Any views and opinions expressed are those of the author(s) and/or participants and do not necessarily reflect the views, policy, or position of Vascular Disease Management or HMP Global, their employees, and affiliates. 

Dr Yeung
Kak Khee Yeung, MD
Amsterdam UMC, Netherlands

Kak Khee Yeung, MD, vascular surgeon and research director of vascular surgery at Amsterdam UMC in the Netherlands, gave a presentation at ISET 2025 that explored the integration of artificial intelligence (AI) into the treatment of peripheral arterial disease (PAD). The discussion covered disease burden, AI-driven prediction models, and ongoing research initiatives aimed at improving patient outcomes through personalized risk assessment and treatment strategies.  

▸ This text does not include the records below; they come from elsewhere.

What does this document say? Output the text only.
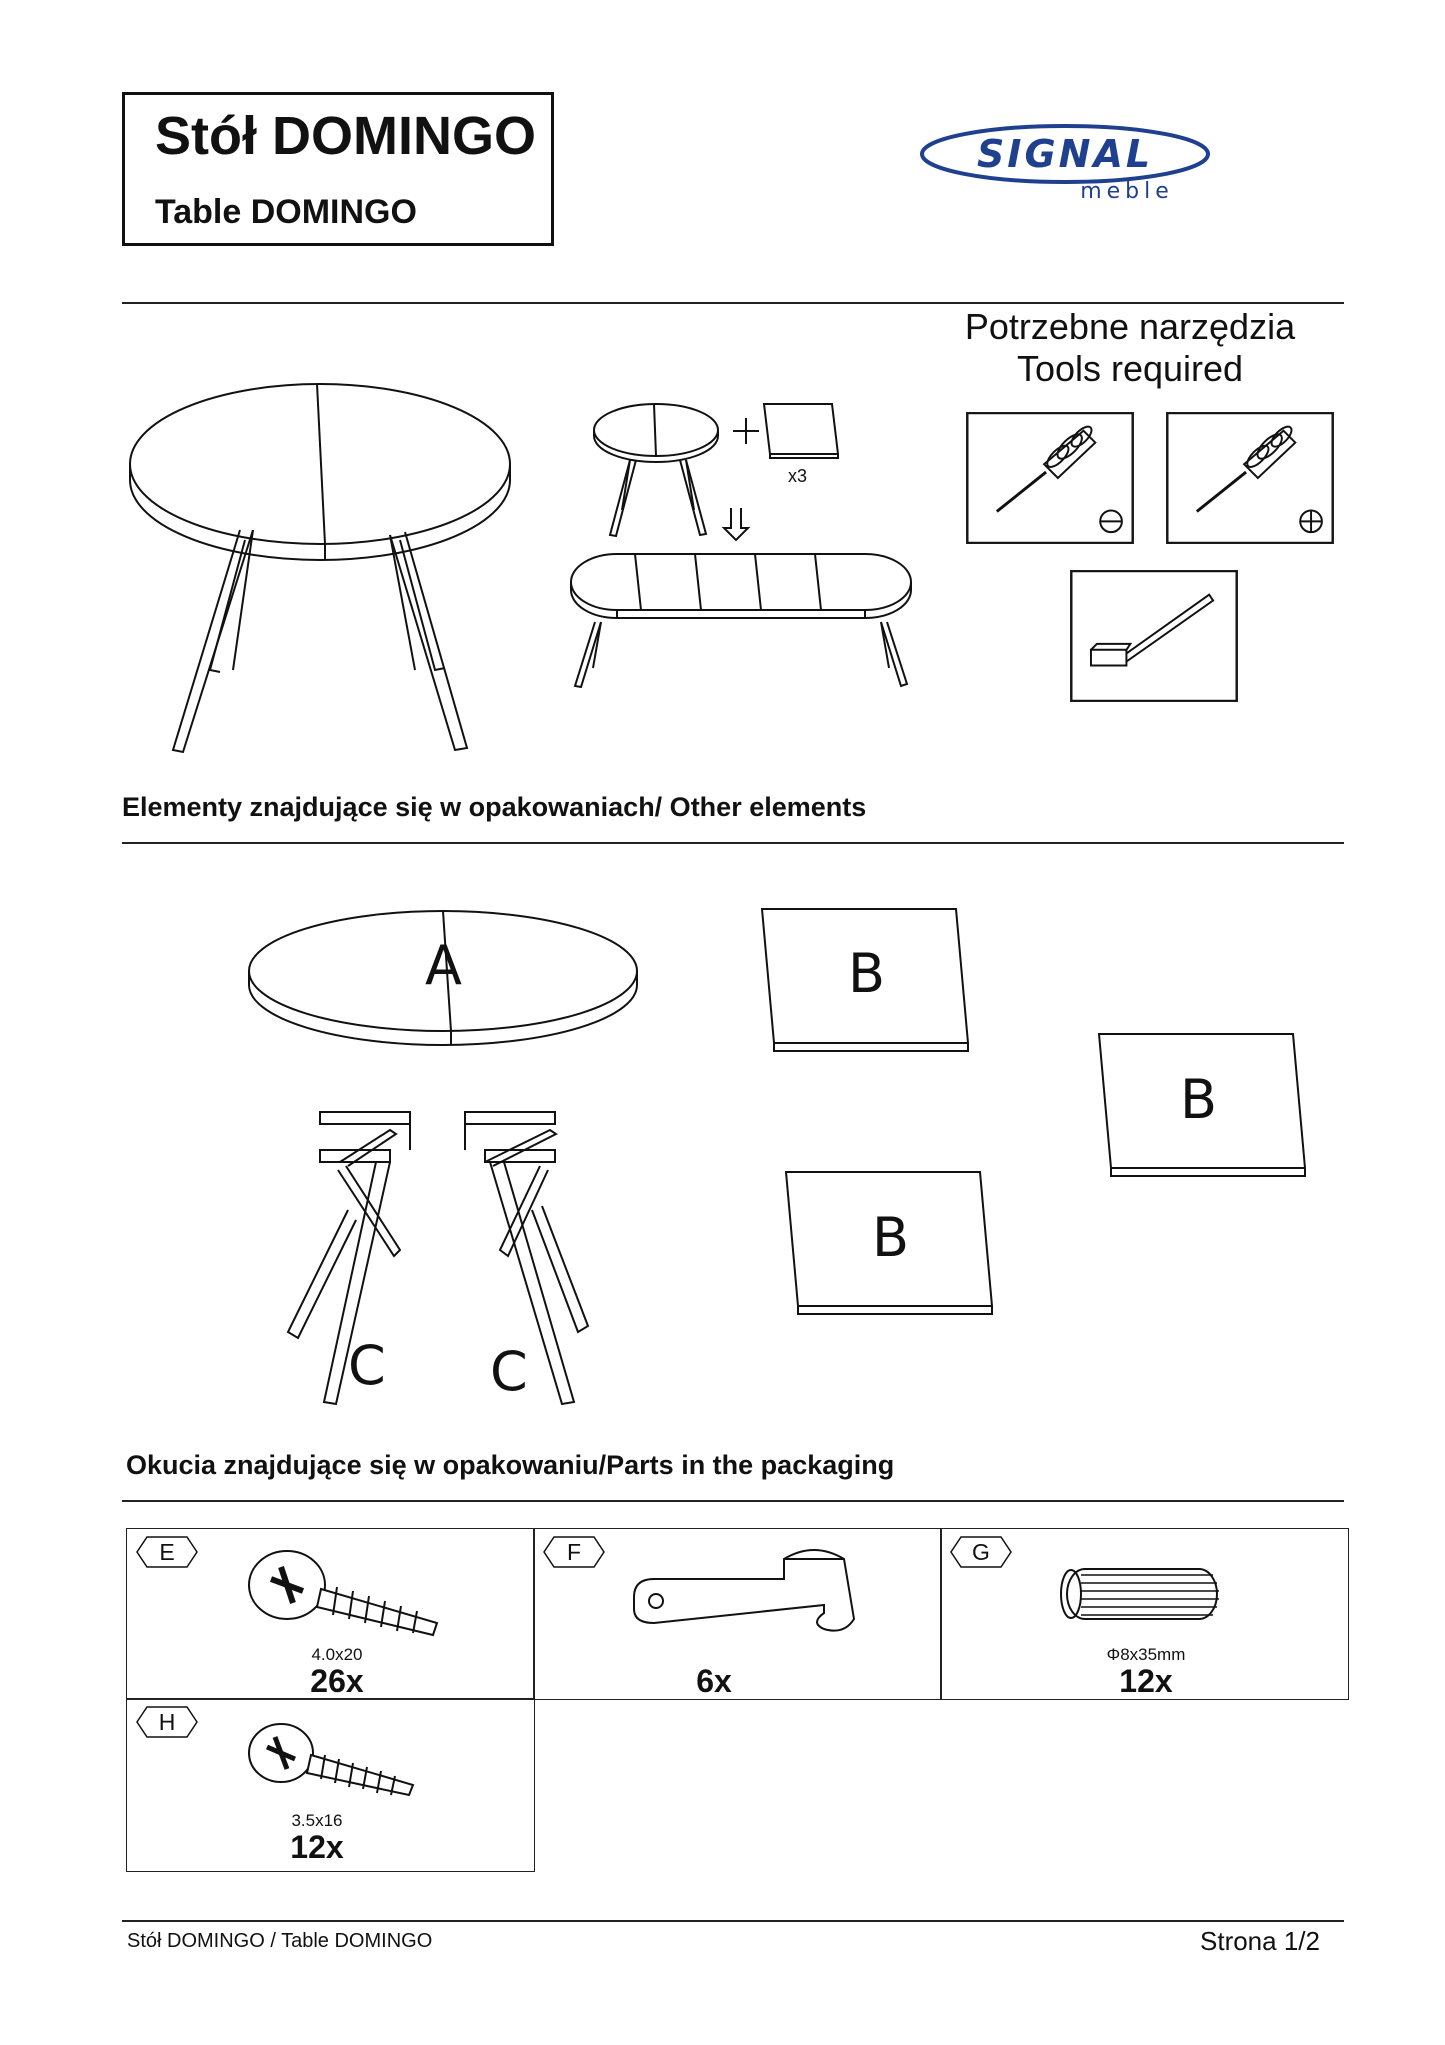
Stół DOMINGO
Table DOMINGO
SIGNAL
meble
x3
Potrzebne narzędzia
Tools required
Elementy znajdujące się w opakowaniach/ Other elements
A	B
B
B
C C
Okucia znajdujące się w opakowaniu/Parts in the packaging
E
4.0x20
26x
F
6x
G
Φ8x35mm
12x
H
3.5x16
12x
Stół DOMINGO / Table DOMINGO	Strona 1/2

Dr Yeung reviewed the burden of PAD, which affects 5.6% of people over age 25 globally, with high rates of cardiovascular ischemic events and adverse limb events. One-year mortality for PAD patients with adverse limb events is 20%, highlighting the need for early intervention. Current diagnostic methods lack predictive capability, leading to suboptimal treatment decisions. Dr Yeung suggested that AI-based tools can provide personalized risk assessment, guiding early intervention strategies to prevent severe complications.  

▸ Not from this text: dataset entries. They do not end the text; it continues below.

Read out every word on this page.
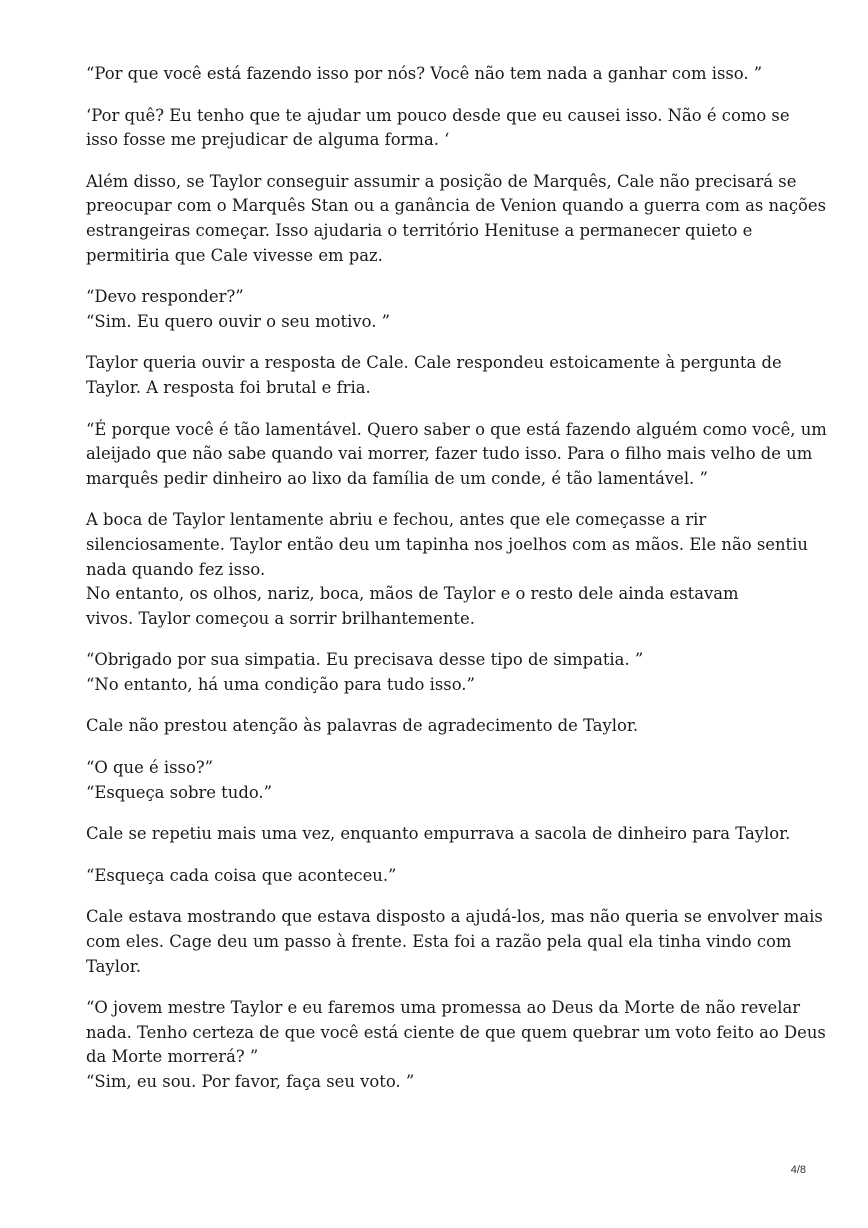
“Por que você está fazendo isso por nós? Você não tem nada a ganhar com isso. ”

‘Por quê? Eu tenho que te ajudar um pouco desde que eu causei isso. Não é como se
isso fosse me prejudicar de alguma forma. ‘

Além disso, se Taylor conseguir assumir a posição de Marquês, Cale não precisará se
preocupar com o Marquês Stan ou a ganância de Venion quando a guerra com as nações
estrangeiras começar. Isso ajudaria o território Henituse a permanecer quieto e
permitiria que Cale vivesse em paz.

“Devo responder?”
“Sim. Eu quero ouvir o seu motivo. ”

Taylor queria ouvir a resposta de Cale. Cale respondeu estoicamente à pergunta de
Taylor. A resposta foi brutal e fria.

“É porque você é tão lamentável. Quero saber o que está fazendo alguém como você, um
aleijado que não sabe quando vai morrer, fazer tudo isso. Para o filho mais velho de um
marquês pedir dinheiro ao lixo da família de um conde, é tão lamentável. ”

A boca de Taylor lentamente abriu e fechou, antes que ele começasse a rir
silenciosamente. Taylor então deu um tapinha nos joelhos com as mãos. Ele não sentiu
nada quando fez isso.
No entanto, os olhos, nariz, boca, mãos de Taylor e o resto dele ainda estavam
vivos. Taylor começou a sorrir brilhantemente.

“Obrigado por sua simpatia. Eu precisava desse tipo de simpatia. ”
“No entanto, há uma condição para tudo isso.”

Cale não prestou atenção às palavras de agradecimento de Taylor.

“O que é isso?”
“Esqueça sobre tudo.”

Cale se repetiu mais uma vez, enquanto empurrava a sacola de dinheiro para Taylor.

“Esqueça cada coisa que aconteceu.”

Cale estava mostrando que estava disposto a ajudá-los, mas não queria se envolver mais
com eles. Cage deu um passo à frente. Esta foi a razão pela qual ela tinha vindo com
Taylor.

“O jovem mestre Taylor e eu faremos uma promessa ao Deus da Morte de não revelar
nada. Tenho certeza de que você está ciente de que quem quebrar um voto feito ao Deus
da Morte morrerá? ”
“Sim, eu sou. Por favor, faça seu voto. ”

4/8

One European research initiative, the VASCUL-AID Project: AI-Driven Disease Prediction, involved 16 partners across 9 countries, and combines clinical data, medical imaging, genomics, and lifestyle factors to predict disease progression. Key features include a risk-prediction tool for PAD progression, automatic image analysis of vascular structures, and personalized prevention strategies based on multimodal data.  

Deep learning models predict amputation risk and survival post-revascularization. Key predictors identified through AI analysis include age, clinical disease stage, antithrombotic drug use, type of surgery, and creatinine levels. Machine learning models achieved a C-index of 0.71, indicating strong predictive performance.  

Dr Yeung also spoke about AI-based imaging tools, which can enhance diagnostic accuracy, identifying high-risk vascular lesions before critical events occur; and lipidomic profiling, which reveals unique PAD vs. AAA signatures, paving the way for biomarker-driven therapies in vascular disease management.